O que você entende por “lobby”?

Na raiz do termo, lobby compreende uma série de atividades com o objetivo de influenciar decisões em projetos de lei que concernem setores e assuntos diversos. Essa possibilidade de influenciar os rumos de uma decisão está presente, naturalmente, no ambiente democrático. Podem praticar o lobby pessoas físicas, empresas ou grupos — como ONGs, Associações Comerciais, entre outros — que buscam garantir o resultado mais alinhado possível aos seus interesses.

No Brasil, essa é uma prática que possui uma conotação negativa. Paira sobre a atividade de lobby uma aura de ilegalidade. Mas ao contrário do que muitos podem pensar, o lobby, por si, não configura crime, ainda que não seja uma figura regulamentada como em outros países.

Então, surge uma dúvida: se o lobby está enraizado no contato legítimo entre o ambiente político e diferentes atores, porque essa atividade é vista como negativa? No Brasil, a resposta é multifatorial. A ausência de regulação, a associação do termo a práticas ilícitas ou ainda atividades antiéticas contribuem para a visão negativa sobre o tema. Neste artigo, vamos explorar o lobby sob o prisma jurídico e social propondo uma discussão sobre o status quo da prática e sua possível regulamentação.

Criminalização do lobby

Por mais que a prática não seja proibida no Brasil, popularmente, o lobby é visto como uma atividade que beira a ilegalidade. Contudo, defender um ponto de vista é um direito defendido no artigo 5º da Constituição Federal. O inciso XXXIV define: “São a todos assegurados, independentemente do pagamento de taxas: a) o direito de petição aos Poderes Públicos em defesa de direitos ou contra ilegalidade ou abuso de poder […]”.

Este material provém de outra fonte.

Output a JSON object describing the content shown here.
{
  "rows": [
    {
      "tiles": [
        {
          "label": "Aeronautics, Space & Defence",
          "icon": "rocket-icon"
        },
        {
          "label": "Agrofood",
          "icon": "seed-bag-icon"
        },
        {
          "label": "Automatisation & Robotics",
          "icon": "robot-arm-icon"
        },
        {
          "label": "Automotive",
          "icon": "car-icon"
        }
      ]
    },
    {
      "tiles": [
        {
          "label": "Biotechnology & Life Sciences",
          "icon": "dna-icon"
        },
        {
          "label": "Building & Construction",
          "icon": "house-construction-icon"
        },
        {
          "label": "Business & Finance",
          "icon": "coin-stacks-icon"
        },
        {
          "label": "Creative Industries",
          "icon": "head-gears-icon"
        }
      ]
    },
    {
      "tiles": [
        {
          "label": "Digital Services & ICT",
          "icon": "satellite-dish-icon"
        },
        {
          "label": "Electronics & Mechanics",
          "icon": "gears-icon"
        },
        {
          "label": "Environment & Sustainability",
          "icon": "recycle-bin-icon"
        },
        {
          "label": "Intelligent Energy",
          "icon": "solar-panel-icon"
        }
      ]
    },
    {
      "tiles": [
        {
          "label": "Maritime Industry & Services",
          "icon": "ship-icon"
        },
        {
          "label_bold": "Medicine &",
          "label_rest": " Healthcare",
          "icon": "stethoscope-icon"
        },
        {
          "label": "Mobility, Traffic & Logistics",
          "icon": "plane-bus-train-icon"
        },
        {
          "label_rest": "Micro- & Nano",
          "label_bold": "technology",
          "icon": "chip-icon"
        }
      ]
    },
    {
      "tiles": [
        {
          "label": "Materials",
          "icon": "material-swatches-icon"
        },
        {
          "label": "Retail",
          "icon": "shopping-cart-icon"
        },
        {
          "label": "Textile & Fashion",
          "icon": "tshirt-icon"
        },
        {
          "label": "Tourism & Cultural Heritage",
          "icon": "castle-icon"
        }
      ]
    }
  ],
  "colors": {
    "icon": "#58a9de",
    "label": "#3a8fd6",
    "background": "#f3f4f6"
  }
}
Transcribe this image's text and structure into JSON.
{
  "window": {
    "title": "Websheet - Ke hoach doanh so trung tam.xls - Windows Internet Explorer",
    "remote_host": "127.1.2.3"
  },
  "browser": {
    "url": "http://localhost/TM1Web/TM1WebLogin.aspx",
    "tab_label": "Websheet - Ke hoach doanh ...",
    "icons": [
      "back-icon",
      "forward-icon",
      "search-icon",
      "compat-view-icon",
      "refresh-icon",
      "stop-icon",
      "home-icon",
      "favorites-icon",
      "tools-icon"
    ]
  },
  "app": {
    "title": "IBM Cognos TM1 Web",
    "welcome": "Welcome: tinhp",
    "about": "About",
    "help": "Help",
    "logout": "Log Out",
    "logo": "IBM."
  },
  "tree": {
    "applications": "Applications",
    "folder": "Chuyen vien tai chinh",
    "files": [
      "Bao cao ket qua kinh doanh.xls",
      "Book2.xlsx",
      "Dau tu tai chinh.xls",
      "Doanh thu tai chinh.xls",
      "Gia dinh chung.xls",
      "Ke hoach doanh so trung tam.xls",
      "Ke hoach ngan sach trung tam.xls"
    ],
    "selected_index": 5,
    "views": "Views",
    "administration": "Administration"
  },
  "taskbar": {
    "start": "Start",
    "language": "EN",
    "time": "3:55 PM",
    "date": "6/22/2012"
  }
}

Contudo, a falta de controle sobre atividades lobistas coloca a prática em um limbo jurídico e ainda fornece brechas para o cometimento de crimes. Ligadas à prática profissional do lobby, já foram identificadas atitudes delituosas como corrupção (artigos 372.º a 374.º-A), tráfico de influência (artigo 335.º) e a corrupção privada (outro item relegado a um limbo, já que não há previsão criminal sobre essa ação). A corrupção inclui oferecer uma contrapartida para obter uma vantagem indevida para si mesmo ou para um terceiro. O tráfico de influência, por sua vez, ocorre quando há pedido, exigência, cobrança ou obtenção dessa vantagem, a partir de uma suposta influência junto de qualquer entidade pública, nacional ou estrangeira. A corrupção privada acontece quando um empregado ou representante de empresa ou instituição privada solicita ou recebe vantagem indevida ou aceitar promessa de tal vantagem para realizar ou omitir ato inerente às suas atribuições. Esta atitude ainda não é considerada crime, mas sua tipificação está em processo de discussão no Senado. E sua prática pode estar relacionada a outras ações realmente delituosas.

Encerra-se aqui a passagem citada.